There was, he pointed out, no other chair in the room. In a case that boiled down to the word of the victim against that of the alleged perpetrator, the jury went with the victim. Nelson was convicted of second-degree sexual abuse.

"It's a time for healing a wound that deeply affected the parish," Brooklyn Diocese spokesperson, Frank De Rosa, said after the verdict was announced. "We 're grateful for the integrity of the court system in following the case."

Nelson had many admirers too. When the jury convicted him, more than 20 people from his parish, who came with him, wept and comforted each other.

The parishioners of St Mary Star of the Sea Church as well those of St Charles Borromeo Church said he was quiet and affable. "He had dinner in my house. He was very nice. He was here one day, and gone the next. We were told he'd gone back to India," Joann Smith, a parishioner at St Mary, told the media when the arrest was reported.

David Diaz, another parishioner said, "He seemed good to me. I don't know what he did on the side."

The parishioners were not given any reason for the sudden departure of Father Nelson.

Many Indian priests feel the real difference is culture. "In India we touch children without any motive," they argue. "But in the US, such behavior is viewed with suspicion. We have seen many cases filed against people, even against 70 year olds, for touching two-year-old children."

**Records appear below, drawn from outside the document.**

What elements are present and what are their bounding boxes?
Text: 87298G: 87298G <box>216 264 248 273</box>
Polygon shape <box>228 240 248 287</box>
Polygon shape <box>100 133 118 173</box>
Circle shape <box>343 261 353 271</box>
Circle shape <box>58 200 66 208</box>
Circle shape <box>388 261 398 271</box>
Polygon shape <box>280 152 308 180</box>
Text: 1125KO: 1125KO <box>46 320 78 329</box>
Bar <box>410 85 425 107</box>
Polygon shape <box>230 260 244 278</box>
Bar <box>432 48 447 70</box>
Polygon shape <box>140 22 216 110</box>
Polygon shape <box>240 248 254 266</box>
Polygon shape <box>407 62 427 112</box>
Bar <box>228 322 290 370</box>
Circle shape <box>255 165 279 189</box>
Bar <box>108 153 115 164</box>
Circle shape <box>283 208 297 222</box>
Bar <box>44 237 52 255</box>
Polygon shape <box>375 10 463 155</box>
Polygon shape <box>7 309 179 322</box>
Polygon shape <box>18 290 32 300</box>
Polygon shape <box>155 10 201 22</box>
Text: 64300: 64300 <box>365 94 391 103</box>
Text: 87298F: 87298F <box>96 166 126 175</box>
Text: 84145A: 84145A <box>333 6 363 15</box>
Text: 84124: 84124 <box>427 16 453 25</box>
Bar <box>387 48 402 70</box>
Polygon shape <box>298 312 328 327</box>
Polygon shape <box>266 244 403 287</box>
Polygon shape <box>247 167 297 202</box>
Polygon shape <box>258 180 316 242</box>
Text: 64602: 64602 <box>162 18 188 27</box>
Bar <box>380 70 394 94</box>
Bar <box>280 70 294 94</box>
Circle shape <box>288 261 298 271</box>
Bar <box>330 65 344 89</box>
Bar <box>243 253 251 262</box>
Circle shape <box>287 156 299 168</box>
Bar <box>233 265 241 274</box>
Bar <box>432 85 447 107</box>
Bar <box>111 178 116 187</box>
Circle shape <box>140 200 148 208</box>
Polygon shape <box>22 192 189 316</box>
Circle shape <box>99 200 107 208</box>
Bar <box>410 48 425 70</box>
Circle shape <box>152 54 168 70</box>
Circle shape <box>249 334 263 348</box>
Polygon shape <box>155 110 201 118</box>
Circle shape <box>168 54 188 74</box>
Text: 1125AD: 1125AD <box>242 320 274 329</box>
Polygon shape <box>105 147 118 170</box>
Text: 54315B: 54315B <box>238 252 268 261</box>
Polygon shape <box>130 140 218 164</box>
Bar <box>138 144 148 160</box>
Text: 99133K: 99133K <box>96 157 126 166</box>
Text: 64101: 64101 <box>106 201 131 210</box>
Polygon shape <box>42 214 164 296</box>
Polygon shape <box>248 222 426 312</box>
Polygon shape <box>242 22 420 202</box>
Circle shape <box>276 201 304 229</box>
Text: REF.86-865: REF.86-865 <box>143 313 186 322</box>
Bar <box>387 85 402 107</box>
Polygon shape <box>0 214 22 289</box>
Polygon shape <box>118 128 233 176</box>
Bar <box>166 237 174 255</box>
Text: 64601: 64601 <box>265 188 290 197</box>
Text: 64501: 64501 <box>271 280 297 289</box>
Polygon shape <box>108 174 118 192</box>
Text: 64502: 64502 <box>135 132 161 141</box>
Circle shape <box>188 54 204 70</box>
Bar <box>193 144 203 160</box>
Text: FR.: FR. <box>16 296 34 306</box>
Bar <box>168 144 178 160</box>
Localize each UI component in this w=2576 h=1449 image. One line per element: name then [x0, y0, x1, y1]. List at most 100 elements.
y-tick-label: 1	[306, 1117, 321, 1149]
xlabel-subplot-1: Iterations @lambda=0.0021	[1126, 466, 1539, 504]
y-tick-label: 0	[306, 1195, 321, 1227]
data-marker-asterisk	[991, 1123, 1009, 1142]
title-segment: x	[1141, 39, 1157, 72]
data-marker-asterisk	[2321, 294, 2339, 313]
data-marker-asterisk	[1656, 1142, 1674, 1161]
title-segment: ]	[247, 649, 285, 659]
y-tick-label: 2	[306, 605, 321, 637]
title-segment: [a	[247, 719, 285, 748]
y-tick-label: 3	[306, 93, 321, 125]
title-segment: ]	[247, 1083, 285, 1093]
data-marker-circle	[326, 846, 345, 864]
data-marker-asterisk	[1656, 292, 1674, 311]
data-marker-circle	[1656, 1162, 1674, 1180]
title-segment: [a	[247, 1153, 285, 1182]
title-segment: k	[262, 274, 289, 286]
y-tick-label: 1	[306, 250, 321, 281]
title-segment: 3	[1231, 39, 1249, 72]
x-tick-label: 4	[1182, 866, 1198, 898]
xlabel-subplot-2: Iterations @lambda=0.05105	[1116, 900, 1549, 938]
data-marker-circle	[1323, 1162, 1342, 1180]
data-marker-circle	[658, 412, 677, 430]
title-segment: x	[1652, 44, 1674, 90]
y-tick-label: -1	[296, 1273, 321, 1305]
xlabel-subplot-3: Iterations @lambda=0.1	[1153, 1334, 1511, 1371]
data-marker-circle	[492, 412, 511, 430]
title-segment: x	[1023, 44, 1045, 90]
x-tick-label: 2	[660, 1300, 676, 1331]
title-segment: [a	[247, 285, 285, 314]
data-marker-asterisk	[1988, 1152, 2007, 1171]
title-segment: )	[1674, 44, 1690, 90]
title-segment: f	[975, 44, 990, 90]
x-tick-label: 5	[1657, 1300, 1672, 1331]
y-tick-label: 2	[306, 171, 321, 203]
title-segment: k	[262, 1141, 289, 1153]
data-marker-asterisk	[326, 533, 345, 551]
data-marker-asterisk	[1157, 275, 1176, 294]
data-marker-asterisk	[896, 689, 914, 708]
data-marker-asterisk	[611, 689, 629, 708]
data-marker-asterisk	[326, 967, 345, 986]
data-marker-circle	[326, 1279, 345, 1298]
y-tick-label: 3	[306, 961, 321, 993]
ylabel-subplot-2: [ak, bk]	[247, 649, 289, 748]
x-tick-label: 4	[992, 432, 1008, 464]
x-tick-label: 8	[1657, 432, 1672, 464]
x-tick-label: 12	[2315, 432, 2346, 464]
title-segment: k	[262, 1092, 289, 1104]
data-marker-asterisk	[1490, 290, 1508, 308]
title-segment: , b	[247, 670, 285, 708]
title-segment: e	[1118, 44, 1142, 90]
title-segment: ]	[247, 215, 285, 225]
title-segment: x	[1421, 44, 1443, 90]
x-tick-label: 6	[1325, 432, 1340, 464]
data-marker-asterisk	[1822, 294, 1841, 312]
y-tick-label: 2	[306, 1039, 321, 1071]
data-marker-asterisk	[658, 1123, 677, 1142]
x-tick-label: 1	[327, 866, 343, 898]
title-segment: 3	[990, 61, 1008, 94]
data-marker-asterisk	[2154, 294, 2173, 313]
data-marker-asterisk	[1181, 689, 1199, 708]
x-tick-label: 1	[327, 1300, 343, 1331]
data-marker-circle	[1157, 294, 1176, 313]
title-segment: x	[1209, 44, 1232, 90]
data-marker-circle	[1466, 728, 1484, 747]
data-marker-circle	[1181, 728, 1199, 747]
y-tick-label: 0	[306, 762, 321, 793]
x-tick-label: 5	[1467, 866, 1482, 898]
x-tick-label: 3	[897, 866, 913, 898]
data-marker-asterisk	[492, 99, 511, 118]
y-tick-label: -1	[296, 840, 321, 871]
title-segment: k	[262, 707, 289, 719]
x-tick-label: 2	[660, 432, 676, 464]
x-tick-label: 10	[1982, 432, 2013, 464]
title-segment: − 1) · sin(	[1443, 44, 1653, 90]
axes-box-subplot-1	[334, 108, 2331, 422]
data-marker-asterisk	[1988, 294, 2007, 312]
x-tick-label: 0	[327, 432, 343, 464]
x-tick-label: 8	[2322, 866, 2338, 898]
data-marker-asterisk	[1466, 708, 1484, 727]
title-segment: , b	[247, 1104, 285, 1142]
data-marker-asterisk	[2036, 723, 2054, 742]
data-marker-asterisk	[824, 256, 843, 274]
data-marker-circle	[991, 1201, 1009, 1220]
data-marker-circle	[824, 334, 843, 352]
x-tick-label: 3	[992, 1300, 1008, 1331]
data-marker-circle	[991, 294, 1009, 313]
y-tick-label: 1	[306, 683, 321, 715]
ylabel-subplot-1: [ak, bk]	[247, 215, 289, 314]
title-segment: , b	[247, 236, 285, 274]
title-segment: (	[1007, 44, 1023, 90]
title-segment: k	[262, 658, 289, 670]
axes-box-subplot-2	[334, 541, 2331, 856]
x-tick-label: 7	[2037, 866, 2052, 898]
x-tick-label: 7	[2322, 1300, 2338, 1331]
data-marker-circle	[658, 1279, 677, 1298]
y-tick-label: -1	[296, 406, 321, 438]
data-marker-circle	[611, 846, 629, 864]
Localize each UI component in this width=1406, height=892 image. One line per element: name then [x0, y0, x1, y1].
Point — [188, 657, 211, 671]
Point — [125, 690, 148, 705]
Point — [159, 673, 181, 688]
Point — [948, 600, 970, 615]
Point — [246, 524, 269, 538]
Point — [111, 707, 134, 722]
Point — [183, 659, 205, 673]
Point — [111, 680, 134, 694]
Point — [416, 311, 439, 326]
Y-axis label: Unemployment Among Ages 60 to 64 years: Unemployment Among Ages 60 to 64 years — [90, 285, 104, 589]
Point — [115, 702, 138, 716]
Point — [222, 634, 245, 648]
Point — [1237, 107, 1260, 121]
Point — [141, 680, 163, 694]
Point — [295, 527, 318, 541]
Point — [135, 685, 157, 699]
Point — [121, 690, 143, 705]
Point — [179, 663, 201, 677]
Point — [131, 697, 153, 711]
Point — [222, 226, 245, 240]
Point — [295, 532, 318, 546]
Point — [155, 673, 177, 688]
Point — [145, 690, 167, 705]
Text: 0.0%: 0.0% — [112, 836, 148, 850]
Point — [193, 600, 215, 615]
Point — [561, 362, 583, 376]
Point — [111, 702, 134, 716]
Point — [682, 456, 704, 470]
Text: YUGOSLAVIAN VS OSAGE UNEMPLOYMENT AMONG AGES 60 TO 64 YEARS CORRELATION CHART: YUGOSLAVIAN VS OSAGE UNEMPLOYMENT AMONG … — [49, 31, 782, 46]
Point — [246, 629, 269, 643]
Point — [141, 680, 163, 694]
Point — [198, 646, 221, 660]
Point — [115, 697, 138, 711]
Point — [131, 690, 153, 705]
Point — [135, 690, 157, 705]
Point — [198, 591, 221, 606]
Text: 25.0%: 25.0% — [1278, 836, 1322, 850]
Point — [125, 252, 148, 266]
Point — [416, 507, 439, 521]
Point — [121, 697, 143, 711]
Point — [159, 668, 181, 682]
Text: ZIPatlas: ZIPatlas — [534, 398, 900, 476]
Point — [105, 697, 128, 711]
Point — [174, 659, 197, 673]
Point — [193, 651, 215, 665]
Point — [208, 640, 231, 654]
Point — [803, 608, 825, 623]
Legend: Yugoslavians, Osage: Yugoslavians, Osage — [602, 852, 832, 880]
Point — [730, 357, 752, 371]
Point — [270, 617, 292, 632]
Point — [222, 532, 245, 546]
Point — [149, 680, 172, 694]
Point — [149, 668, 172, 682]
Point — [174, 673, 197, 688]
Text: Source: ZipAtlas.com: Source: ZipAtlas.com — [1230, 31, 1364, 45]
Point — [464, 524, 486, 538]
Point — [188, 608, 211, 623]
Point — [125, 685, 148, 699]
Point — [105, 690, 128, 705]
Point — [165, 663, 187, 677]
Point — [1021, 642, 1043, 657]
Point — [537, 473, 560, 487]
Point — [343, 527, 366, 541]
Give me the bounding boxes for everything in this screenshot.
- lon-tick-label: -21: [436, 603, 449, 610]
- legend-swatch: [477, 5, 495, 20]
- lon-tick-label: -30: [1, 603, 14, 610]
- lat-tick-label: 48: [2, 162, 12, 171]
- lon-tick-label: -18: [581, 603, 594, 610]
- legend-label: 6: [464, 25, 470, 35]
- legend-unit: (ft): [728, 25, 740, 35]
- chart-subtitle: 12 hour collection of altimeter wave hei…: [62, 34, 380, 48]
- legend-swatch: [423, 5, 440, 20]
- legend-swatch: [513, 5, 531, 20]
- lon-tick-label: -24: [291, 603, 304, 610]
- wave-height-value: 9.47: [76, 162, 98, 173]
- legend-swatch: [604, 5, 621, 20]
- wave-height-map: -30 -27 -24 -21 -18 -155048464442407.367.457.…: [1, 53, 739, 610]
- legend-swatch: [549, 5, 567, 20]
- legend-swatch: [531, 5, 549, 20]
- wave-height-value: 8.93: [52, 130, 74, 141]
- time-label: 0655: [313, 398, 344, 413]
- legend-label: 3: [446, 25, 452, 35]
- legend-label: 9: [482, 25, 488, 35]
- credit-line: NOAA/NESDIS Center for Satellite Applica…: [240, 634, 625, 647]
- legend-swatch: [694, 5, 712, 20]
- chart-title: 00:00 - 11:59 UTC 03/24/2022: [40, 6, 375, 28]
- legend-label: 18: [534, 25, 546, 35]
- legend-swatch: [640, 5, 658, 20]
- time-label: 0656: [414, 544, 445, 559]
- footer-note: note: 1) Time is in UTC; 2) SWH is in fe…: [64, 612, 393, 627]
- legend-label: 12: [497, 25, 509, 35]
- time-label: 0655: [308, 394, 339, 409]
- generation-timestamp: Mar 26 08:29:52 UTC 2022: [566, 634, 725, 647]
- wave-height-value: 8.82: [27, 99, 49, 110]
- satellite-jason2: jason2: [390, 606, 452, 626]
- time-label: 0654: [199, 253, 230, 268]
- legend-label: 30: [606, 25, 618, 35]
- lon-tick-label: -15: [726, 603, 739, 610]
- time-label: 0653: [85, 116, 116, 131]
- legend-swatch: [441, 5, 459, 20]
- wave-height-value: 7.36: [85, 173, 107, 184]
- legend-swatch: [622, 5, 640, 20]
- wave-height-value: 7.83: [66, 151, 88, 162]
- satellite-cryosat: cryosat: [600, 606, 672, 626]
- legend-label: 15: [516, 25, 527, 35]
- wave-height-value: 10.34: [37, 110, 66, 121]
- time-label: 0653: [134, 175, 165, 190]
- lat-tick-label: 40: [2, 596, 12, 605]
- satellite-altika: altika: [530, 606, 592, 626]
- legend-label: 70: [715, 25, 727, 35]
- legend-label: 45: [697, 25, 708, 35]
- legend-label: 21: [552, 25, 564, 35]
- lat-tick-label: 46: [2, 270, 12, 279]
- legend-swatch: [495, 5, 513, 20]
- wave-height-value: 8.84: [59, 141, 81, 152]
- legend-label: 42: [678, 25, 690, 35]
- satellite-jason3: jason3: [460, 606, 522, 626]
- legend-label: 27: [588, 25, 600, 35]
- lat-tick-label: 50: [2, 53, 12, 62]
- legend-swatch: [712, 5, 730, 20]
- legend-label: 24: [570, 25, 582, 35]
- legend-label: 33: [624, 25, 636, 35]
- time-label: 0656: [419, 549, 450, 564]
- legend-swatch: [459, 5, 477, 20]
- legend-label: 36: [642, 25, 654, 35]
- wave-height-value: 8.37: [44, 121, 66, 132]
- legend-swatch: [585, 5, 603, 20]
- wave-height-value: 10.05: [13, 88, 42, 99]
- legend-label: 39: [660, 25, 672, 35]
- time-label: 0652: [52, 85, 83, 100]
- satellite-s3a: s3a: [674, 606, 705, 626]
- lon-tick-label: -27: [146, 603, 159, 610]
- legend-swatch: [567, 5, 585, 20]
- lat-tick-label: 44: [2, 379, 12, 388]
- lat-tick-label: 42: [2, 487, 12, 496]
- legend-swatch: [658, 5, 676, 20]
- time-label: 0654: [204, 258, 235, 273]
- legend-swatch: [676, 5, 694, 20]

Meanwhile, the Federal Bureau of Investigation continues its hunt for another Indian cleric, Father Sleeva Raju Policetti, who fled the country following allegations that he had sexual relations with a minor.

Policetti, 43, a priest from Hyderabad, Andhra Pradesh, was at the time working as assistant pastor at the St Tarcisssus Church in Northside Chicago.

The pastor of the church informed the Chicago Archdiocese about the allegations; the diocese in turn informed the civil authorities.

Getting wind of it, Policetti fled the country on May 6, 2002. The Chicago Police Department filed charges against Policetti at the Circuit Court of Cook County, Illinois, and issued an arrest warrant.

The FBI then filed a criminal complaint May 23 last year, charging Policetti with unlawful flight to avoid prosecution. The FBI told the court that Chicago police knew Policetti might flee the country and dispatched detectives to the airport on May 6. Policetti eluded them by two hours.

May 10, he called the Chicago police and told them he was in Hyderabad, and that he was uncertain about returning to Chicago to face the charges, the FBI affidavit said.

The FBI has thus far not moved for his extradition.